Waters Corporation (NYSE/WAT) reported today second quarter 2014 sales of $482 million, an increase of 7% versus sales of $451 million in the second quarter of 2013. Foreign currency translation increased sales growth by 1%. On a GAAP basis, earnings per diluted share (EPS) for the second quarter were $1.13 compared to $1.03 for the second quarter of 2013. On a non-GAAP basis, including the adjustments in the attached reconciliation, EPS increased 13% to $1.22 compared to $1.08 in the second quarter of 2013. A description and reconciliation of GAAP to non-GAAP EPS is attached and can be found on the Company’s website at http://www.waters.com under the caption Investors.

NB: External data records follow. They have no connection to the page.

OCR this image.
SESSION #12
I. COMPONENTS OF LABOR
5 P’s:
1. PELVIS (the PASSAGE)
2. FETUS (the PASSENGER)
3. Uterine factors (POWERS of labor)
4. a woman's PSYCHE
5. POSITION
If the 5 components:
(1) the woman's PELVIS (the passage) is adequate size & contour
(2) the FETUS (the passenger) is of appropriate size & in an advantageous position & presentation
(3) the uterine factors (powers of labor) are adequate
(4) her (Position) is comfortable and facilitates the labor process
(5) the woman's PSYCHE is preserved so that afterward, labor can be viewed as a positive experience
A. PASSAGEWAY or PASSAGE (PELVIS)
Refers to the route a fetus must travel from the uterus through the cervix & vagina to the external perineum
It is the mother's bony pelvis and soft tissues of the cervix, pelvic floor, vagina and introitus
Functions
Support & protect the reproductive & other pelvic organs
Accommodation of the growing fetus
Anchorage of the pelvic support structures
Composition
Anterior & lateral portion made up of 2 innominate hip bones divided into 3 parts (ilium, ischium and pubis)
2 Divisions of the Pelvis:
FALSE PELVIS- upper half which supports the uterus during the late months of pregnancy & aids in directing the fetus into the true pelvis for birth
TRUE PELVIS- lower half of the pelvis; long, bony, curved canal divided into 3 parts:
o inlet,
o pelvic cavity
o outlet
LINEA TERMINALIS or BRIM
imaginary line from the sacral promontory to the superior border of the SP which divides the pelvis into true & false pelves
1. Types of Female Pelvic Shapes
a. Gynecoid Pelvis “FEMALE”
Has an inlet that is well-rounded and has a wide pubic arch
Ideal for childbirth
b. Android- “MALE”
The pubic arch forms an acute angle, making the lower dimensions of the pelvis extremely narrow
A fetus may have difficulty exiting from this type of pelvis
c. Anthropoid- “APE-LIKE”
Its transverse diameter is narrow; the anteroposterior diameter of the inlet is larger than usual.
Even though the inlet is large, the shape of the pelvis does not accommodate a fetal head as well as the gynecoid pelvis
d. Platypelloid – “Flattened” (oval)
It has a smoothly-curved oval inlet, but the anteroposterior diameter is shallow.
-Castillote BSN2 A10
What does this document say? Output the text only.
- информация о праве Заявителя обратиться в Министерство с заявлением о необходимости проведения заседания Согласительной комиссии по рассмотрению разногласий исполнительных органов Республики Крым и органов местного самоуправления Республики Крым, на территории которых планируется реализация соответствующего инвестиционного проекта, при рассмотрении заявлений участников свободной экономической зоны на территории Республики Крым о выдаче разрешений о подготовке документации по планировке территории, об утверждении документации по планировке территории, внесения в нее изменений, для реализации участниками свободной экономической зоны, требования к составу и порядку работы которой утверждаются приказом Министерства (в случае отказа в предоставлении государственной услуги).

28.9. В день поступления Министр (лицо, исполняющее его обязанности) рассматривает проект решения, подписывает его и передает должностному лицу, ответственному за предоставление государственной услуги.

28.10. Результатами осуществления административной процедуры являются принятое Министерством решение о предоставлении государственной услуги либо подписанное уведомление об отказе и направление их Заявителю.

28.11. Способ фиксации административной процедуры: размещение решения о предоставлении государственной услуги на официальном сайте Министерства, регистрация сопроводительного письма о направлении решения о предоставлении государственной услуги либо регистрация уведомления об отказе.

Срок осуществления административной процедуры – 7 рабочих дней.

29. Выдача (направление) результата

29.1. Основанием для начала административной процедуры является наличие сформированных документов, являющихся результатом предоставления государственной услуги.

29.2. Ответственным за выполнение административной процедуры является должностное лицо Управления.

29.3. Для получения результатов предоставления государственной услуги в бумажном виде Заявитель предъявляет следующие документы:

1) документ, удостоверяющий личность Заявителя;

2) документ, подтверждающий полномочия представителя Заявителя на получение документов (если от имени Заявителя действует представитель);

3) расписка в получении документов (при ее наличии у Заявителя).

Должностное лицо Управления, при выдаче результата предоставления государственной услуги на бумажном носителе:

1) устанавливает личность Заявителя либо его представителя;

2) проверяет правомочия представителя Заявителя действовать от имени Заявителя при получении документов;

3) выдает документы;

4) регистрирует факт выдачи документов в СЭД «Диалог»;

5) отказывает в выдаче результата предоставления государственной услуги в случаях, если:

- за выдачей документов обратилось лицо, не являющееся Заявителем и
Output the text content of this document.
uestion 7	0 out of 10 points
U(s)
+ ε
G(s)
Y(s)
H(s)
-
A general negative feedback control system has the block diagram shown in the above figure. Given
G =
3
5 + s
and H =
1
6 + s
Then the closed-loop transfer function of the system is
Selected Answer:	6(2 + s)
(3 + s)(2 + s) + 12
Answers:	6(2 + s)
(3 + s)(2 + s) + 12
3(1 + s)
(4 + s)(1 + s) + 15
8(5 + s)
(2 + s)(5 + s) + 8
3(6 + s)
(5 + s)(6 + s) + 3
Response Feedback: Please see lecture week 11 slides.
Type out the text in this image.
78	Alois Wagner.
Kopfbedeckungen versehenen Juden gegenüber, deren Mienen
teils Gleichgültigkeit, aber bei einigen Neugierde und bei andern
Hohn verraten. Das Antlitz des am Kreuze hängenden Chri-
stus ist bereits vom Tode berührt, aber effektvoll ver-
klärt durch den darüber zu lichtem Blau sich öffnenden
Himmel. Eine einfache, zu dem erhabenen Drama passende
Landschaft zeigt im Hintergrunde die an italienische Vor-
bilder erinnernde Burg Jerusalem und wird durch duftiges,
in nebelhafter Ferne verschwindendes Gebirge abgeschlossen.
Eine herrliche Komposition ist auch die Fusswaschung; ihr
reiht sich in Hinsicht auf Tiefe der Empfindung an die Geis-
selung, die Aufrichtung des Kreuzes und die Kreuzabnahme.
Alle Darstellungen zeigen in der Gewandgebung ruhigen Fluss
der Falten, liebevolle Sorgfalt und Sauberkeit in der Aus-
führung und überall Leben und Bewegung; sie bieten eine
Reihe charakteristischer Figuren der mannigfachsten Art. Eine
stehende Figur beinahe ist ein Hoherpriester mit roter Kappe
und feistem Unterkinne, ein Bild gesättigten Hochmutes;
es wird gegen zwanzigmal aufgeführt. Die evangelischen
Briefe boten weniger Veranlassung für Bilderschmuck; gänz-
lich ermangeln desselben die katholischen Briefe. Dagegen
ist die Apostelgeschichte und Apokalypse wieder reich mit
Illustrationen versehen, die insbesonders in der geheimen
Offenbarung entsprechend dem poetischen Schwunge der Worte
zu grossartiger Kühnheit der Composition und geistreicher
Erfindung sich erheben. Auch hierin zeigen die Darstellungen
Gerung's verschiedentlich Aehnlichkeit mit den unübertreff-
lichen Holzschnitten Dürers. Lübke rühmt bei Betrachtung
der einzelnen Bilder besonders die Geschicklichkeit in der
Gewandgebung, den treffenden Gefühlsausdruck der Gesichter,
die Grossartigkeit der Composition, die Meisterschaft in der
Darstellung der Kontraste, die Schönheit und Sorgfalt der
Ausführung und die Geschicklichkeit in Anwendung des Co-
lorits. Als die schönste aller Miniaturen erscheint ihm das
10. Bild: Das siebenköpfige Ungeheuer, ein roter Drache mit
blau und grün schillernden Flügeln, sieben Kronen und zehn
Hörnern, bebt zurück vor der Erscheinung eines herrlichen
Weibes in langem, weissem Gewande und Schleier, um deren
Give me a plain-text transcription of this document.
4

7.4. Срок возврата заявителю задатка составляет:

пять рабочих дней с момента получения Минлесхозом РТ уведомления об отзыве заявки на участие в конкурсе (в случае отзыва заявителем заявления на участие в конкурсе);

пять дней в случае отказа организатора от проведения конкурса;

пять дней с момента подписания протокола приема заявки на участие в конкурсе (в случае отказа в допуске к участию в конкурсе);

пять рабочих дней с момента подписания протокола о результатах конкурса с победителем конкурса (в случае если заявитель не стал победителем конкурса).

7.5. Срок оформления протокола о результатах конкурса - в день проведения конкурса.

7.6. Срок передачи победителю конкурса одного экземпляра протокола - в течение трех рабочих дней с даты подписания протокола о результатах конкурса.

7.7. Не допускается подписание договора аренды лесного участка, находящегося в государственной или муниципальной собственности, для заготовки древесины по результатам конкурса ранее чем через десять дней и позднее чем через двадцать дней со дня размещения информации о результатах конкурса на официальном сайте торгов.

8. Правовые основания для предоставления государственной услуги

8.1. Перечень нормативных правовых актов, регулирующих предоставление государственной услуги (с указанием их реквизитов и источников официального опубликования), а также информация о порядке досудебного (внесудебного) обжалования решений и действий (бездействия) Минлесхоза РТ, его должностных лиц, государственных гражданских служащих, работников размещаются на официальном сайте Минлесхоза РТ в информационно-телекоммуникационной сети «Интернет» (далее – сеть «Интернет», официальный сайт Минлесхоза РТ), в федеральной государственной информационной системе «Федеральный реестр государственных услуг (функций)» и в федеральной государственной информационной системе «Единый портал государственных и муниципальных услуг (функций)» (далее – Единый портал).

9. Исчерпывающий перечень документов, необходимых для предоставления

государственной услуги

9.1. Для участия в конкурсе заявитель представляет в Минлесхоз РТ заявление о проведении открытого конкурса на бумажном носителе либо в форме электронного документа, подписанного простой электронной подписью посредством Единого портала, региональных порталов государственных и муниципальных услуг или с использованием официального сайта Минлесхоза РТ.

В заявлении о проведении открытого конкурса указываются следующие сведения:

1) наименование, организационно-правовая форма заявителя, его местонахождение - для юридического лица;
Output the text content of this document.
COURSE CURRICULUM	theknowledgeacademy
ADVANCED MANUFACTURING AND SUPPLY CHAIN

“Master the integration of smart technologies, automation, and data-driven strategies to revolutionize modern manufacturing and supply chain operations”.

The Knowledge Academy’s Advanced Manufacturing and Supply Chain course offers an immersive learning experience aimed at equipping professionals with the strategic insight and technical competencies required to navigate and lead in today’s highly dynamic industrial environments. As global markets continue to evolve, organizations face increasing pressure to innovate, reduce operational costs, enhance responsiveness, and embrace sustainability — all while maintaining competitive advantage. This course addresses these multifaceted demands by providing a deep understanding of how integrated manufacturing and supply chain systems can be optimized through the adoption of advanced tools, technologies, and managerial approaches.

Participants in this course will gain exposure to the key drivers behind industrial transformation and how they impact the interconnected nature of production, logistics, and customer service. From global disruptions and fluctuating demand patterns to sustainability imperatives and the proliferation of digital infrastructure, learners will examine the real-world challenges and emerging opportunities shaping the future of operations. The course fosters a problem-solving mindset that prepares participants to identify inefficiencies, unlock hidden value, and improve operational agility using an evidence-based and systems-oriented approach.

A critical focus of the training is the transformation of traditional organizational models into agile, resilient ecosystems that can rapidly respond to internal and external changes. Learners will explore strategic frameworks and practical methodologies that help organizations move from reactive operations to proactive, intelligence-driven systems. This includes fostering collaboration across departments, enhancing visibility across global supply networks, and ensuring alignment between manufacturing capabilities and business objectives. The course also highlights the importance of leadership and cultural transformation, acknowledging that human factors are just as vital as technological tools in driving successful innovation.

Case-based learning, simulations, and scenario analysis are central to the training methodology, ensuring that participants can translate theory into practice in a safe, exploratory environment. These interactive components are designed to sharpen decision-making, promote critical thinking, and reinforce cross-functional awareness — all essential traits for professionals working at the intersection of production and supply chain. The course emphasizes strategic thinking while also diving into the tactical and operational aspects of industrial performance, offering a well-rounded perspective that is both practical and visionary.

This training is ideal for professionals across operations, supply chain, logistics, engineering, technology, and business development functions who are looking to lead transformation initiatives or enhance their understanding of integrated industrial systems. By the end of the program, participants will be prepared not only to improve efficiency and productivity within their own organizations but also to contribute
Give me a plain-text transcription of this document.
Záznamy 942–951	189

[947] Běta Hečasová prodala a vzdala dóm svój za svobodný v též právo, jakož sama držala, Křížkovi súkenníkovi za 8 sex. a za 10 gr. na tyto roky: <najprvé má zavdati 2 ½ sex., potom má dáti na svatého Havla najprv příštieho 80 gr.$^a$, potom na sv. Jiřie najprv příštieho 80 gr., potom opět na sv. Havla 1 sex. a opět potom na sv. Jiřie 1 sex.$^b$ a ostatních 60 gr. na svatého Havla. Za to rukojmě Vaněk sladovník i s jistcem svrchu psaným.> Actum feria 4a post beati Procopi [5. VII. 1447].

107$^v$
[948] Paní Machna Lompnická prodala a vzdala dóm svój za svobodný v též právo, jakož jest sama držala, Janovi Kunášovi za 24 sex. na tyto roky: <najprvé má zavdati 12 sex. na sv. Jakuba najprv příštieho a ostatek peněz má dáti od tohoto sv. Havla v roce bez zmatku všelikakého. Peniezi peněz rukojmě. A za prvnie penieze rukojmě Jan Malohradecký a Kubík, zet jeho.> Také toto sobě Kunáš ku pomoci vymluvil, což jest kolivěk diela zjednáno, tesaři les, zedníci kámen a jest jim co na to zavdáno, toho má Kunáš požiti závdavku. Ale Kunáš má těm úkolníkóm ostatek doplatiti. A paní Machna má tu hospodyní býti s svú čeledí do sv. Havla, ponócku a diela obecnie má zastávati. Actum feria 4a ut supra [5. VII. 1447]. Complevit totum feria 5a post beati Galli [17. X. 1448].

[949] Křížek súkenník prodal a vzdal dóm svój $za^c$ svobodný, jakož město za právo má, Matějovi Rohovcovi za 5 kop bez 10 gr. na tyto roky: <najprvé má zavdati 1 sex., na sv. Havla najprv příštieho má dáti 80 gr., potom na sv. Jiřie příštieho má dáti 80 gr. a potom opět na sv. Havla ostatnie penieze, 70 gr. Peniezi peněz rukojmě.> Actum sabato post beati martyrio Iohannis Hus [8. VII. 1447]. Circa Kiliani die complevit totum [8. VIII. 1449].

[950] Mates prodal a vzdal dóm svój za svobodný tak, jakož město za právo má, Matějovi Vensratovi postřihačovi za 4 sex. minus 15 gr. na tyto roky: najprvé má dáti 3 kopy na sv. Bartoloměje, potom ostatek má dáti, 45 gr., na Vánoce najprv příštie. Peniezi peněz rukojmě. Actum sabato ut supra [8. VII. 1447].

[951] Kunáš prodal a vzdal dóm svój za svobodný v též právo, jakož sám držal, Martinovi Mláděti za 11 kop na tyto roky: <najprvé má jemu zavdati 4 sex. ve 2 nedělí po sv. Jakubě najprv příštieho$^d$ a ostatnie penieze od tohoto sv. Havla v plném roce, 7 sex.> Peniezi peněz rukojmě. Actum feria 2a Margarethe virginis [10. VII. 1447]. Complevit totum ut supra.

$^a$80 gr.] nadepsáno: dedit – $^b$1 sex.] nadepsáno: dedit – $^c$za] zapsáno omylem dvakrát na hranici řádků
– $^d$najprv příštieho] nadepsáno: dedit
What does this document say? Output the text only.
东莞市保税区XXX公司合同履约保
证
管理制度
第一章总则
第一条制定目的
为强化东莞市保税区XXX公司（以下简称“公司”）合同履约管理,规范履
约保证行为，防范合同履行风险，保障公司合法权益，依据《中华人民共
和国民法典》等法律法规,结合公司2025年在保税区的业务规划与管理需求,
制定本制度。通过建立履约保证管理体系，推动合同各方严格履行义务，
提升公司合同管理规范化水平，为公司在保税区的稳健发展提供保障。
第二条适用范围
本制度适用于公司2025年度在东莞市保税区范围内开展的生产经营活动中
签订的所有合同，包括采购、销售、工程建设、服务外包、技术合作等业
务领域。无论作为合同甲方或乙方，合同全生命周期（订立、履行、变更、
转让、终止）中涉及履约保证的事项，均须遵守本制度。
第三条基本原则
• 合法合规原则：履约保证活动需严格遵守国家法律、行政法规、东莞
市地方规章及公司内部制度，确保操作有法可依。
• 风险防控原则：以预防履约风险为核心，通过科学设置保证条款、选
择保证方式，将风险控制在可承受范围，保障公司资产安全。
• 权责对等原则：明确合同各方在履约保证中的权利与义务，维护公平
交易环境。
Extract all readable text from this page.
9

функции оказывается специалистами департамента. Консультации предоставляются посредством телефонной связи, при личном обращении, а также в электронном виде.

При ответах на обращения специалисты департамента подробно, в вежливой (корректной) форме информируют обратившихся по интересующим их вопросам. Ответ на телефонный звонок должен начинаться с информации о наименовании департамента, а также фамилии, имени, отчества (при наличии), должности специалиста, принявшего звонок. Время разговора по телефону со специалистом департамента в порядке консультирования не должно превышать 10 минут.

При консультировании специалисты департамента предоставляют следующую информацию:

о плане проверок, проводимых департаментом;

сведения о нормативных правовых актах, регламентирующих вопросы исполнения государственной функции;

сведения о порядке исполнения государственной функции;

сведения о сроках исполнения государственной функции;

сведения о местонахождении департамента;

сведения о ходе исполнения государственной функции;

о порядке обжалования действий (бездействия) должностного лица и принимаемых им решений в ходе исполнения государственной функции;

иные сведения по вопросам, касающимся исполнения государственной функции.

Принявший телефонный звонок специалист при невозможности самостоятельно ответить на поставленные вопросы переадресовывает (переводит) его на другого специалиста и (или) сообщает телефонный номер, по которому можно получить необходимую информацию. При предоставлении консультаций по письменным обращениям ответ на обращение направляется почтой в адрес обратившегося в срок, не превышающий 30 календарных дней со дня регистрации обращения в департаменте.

Through the first six months of 2014, sales for the Company were $912 million, up 4% compared with sales of $881 million in the first six months of 2013. Foreign currency translation increased sales growth during the first half of 2014 by 1%. On a GAAP basis, EPS for the first six months of 2014 were $1.95 compared to $2.42 for the comparable period in 2013. On a non-GAAP basis and including adjustments on the attached reconciliation, EPS were $2.13 in the first six months of 2014 as compared to $2.15 in 2013.

Commenting on the quarter, Douglas A. Berthiaume, Chairman, President, and Chief Executive Officer, said, “Broad-based pharmaceutical demand and strong sales in the U.S. highlighted our organic revenue growth in the second quarter. In addition, stable operating margins contributed to double-digit growth in our adjusted earnings per share and solid cash generation.”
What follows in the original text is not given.